26L’équivoque ne tient pas à un simple jeu de mots mais à un tissu de paralogismes. Pour achever de le confondre, le cosmopolite sommé de s’acquitter de la caution en vertu de l’accord signé rétorque qu’il serait contradictoire de ne pas faire confiance ayant souscrit au pacte (« I won’t let you violate the inmost spirit of our contract, that way […] I shan’t pay you at present. Look at your agreement ; you must trust » [316]). Étant donné un seul et même contrat (« it holding true » [316], selon la formule consacrée), deux interprétations contradictoires peuvent en être données. Le dialogue de sourds n’est pas sans rappeler confusément par ses apories le paradoxe du menteur compliqué par le paradoxe du barbier qui en est une variante, résumés ainsi par Alexandre Koyré :
Épiménide le Crétois dit : tous les Crétois sont menteurs. Or, Épiménide est lui-même un Crétois ; il est donc, lui aussi, un menteur : aussi son assertion est-elle fausse. Par conséquent, les Crétois ne sont nullement des menteurs ; d’où il s’ensuit qu’Épiménide n’en est pas un non plus. Il n’a donc pas menti, mais dit la vérité. Par conséquent…

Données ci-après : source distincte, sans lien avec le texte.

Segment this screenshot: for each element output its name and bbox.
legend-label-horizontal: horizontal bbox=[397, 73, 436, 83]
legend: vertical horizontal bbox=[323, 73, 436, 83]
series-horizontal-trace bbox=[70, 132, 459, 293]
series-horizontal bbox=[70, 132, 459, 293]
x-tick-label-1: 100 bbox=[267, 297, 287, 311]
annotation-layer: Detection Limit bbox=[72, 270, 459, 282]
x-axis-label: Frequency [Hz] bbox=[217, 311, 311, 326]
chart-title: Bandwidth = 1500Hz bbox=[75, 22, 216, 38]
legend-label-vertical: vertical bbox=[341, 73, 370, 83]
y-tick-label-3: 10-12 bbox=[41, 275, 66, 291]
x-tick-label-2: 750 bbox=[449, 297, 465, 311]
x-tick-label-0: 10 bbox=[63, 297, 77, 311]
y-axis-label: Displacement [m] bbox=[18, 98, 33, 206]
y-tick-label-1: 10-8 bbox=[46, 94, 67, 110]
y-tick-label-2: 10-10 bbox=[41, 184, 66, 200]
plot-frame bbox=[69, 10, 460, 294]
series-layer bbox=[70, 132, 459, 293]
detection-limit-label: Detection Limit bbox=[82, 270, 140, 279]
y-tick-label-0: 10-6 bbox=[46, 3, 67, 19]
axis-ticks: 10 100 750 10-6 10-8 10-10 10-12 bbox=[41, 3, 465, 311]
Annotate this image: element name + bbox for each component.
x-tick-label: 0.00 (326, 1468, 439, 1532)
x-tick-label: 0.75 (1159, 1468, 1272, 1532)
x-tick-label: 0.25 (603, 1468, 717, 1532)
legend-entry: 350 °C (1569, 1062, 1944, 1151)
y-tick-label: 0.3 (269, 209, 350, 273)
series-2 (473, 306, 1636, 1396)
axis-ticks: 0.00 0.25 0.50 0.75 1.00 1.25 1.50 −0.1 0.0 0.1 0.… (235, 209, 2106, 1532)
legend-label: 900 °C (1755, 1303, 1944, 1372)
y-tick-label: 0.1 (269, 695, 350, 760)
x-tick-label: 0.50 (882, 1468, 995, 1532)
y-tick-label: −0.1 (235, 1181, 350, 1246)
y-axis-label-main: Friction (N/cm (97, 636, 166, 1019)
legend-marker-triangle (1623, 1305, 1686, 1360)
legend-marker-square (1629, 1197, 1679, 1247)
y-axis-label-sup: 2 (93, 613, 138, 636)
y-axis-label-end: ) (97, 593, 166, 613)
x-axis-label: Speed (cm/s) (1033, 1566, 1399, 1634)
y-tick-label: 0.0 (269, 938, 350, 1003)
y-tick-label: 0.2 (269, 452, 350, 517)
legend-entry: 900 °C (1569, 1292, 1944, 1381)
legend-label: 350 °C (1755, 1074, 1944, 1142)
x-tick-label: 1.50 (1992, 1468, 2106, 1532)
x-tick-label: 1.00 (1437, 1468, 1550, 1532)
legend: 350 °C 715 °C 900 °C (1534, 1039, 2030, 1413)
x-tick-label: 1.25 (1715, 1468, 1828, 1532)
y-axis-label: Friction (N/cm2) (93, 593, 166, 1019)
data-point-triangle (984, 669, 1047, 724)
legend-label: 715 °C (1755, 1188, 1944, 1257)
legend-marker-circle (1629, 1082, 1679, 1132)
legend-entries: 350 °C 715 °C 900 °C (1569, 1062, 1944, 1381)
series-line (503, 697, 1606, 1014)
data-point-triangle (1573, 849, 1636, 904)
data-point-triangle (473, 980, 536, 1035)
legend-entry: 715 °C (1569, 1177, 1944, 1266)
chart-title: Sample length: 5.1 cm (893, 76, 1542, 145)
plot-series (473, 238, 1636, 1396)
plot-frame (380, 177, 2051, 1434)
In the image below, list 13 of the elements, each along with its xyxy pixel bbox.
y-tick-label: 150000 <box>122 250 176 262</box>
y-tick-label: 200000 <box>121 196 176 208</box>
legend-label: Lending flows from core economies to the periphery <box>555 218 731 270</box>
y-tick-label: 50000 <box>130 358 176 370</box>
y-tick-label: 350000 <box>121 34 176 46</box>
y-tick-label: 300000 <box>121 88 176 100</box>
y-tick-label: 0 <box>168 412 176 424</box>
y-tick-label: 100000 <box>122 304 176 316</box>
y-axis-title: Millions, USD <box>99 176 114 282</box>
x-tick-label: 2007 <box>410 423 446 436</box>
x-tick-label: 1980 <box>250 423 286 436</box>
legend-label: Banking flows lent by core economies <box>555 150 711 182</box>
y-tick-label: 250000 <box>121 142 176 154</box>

Le barbier qui rase tous les hommes qui ne se rasent pas eux-mêmes se trouve dans la situation embarrassante de ne pouvoir ni se raser, puisqu’il ne rase que ceux qui ne se rasent pas eux-mêmes – ni ne pas se raser, puisqu’il rase tous ceux qui eux-mêmes, ne se rasent pas.
29Le langage n’est jamais le gage de la vérité mais un jeu verbal à des fins douteuses, toute conversation recélant en puissance une malversation. Le texte met en lumière le flottement sémantique des termes qui tient à l’inflexion d’une voix ; le mendiant noir prononce valuable « walloable » (mot valise télescopant wallow, allowable et valuable), « worthy » devient « wordy » (« well wordy of all you kind ge’mmen’s kind confidence » [Melville, The Confidence-Man 15]). Ainsi le mot « press » est-il source de malentendu : l’interlocuteur du Cosmopolite qui se fait appeler Frank et le lecteur, témoin de leur dialogue ne peuvent être que surpris par l’éloge de la presse entendue non pas au sens de la presse écrite, des journaux, mais de pressoir à vin :
In fine, these sour sages regard the press in the light of a Colt’s revolver, pledged to no cause but his in whose chance it may be ; deeming the one invention an improvement upon the pen, much akin to what the other is upon the pistol ; involving, along with the multiplication of the barrel, no consecration of the aim. The term « freedom of the press » they consider on a par with freedom of Colt’s revolver.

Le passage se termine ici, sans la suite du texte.